When you apply for a loan, the first thing that many lenders will often do is get permission from you to check your credit history. Many lenders use a credit score as a benchmark to decide whether you are right for them. This `score` is calculated by various elements from your credit history and the make up of the score they use varies by lender. Hence you may find one lender accepts you even though another may decline you.
Let`s start by explaining what a credit rating actually is. Everyone has one and it`s basically all of the information that paints a picture of your financial history, often being associated with a score. The reason we all have one is that the vast majority of lenders feed into a shared pool of data about the conduct of accounts for anyone they lend money to.

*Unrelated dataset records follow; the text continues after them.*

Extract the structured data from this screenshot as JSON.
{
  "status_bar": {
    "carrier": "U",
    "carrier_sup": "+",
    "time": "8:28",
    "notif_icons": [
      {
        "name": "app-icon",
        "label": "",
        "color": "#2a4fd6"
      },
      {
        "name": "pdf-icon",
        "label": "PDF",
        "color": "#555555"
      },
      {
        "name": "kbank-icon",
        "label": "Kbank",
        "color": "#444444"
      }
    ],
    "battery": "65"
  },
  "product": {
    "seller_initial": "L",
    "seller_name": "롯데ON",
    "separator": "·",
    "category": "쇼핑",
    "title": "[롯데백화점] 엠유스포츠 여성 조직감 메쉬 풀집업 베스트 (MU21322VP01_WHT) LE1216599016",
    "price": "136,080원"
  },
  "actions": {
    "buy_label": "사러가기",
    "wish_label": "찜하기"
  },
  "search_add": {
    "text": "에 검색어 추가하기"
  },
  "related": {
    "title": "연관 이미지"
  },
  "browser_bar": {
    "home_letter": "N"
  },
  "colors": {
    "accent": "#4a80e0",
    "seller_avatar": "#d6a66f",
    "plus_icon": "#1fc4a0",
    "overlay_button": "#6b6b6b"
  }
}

The lenders (with your permission) then allow each other to view your credit history to help make a lending decision.
Key areas that will affect your rating are: your current balances on credit items and whether you`ve missed any payments on loans, cards or mortgages and what your total indebtedness is. Missed payments tend to show for 2 to 3 years, so if you have not missed any in that time frame that may help.

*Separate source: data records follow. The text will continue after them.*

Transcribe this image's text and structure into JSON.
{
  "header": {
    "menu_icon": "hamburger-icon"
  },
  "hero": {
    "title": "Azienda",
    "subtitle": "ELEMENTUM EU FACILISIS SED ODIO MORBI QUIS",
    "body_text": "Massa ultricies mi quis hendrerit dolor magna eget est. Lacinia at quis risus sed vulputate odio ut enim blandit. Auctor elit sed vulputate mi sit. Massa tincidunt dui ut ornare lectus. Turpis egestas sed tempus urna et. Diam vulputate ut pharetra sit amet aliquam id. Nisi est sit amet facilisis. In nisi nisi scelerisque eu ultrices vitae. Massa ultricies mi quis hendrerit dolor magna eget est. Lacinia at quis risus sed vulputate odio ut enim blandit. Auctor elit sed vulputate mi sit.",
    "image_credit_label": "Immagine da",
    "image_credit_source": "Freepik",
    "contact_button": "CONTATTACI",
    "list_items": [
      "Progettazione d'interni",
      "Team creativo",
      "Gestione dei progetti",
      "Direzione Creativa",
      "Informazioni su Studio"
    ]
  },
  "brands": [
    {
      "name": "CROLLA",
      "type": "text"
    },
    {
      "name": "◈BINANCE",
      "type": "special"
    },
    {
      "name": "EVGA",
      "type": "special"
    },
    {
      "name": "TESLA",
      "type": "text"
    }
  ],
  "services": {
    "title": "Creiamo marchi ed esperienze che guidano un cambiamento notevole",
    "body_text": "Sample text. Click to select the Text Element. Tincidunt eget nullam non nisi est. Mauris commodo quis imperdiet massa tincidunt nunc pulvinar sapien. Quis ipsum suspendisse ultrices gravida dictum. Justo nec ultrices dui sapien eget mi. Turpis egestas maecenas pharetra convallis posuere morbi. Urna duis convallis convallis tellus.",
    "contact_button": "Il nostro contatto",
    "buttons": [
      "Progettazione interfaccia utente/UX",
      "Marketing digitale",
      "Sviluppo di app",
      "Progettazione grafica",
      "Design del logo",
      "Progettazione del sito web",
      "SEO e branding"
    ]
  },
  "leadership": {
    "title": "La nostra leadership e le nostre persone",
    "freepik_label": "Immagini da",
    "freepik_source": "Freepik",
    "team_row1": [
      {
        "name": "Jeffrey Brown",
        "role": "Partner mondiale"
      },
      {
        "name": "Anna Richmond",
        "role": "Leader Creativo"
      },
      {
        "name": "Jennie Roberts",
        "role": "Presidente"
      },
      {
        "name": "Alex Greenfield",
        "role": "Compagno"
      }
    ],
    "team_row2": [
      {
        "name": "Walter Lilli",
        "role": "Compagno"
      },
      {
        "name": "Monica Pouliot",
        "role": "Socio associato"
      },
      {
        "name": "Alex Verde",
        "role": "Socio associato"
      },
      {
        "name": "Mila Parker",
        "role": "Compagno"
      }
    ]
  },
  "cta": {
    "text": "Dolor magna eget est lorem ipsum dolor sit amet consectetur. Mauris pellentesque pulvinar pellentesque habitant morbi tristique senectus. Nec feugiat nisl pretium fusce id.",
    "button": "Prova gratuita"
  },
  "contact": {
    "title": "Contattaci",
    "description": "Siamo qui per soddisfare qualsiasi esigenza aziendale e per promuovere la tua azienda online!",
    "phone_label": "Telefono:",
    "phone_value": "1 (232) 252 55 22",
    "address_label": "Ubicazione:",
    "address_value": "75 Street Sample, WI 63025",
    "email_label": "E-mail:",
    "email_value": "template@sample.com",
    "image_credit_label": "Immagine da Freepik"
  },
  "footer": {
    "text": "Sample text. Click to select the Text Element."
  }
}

Being on the voters roll and having a continuous address history is also very important as this enables credit providers to see where you have been without any unknown gap periods.

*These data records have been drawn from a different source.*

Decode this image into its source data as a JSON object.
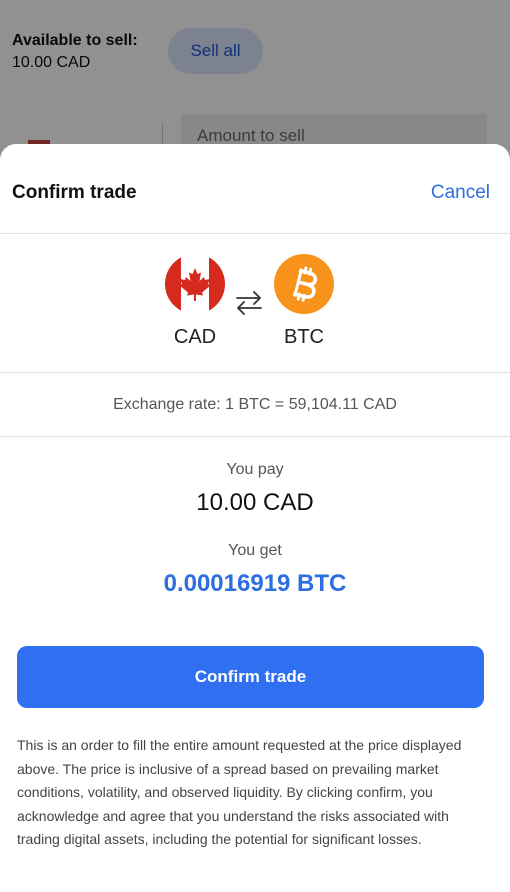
{
  "background": {
    "available_label": "Available to sell:",
    "available_value": "10.00 CAD",
    "sell_all_label": "Sell all",
    "amount_placeholder": "Amount to sell"
  },
  "sheet": {
    "title": "Confirm trade",
    "cancel_label": "Cancel",
    "pair": {
      "from": "CAD",
      "to": "BTC",
      "from_icon": "canada-flag-icon",
      "to_icon": "bitcoin-icon",
      "swap_icon": "swap-arrows-icon"
    },
    "exchange_rate": "Exchange rate: 1 BTC = 59,104.11 CAD",
    "you_pay_label": "You pay",
    "you_pay_value": "10.00 CAD",
    "you_get_label": "You get",
    "you_get_value": "0.00016919 BTC",
    "confirm_label": "Confirm trade",
    "disclaimer": "This is an order to fill the entire amount requested at the price displayed above. The price is inclusive of a spread based on prevailing market conditions, volatility, and observed liquidity. By clicking confirm, you acknowledge and agree that you understand the risks associated with trading digital assets, including the potential for significant losses."
  },
  "colors": {
    "accent": "#2f6ff0",
    "link": "#2d6ee0",
    "bitcoin": "#f7931a",
    "canada_red": "#d52b1e"
  }
}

As well as looking at how timely you are at paying your loans, credit or mortgages lenders also have access to records showing whether you`ve ever had to declare yourself bankrupt, have entered an Individual Voluntary arrangement or a debt management plans. Each of these have serious implications on availability of new credit for many years - as it effectively means you have been unable to keep to previous agreements. Lenders in these scenarios will often seek higher rates from you and may also require some security as collateral for the loan.
If you don`t think that your credit rating is as good as it could be, there are steps that you can take to improve it.
For instance, keep any credit cards manageable and try to avoid building multiple debts that can mount up and put you in a negative cash flow position. If you have more cards than you need and have already cleared the balances then think about cancelling some and leaving one or two that you may need. This will reduce the temptation to overspend.
Try to save for a major purchase if it can wait, if not save what you can and budget actively to make more than the minimum repayments on the debt each month.
Lenders will also look at how many requests for credit you`ve made in the recent past and whether or not you were granted a credit facility. If you`ve been turned down for several loans already, it may be best to seek some advice and have a look at your credit file before applying for any more, as a large number of unsuccessful requests will negatively affect your credit rating.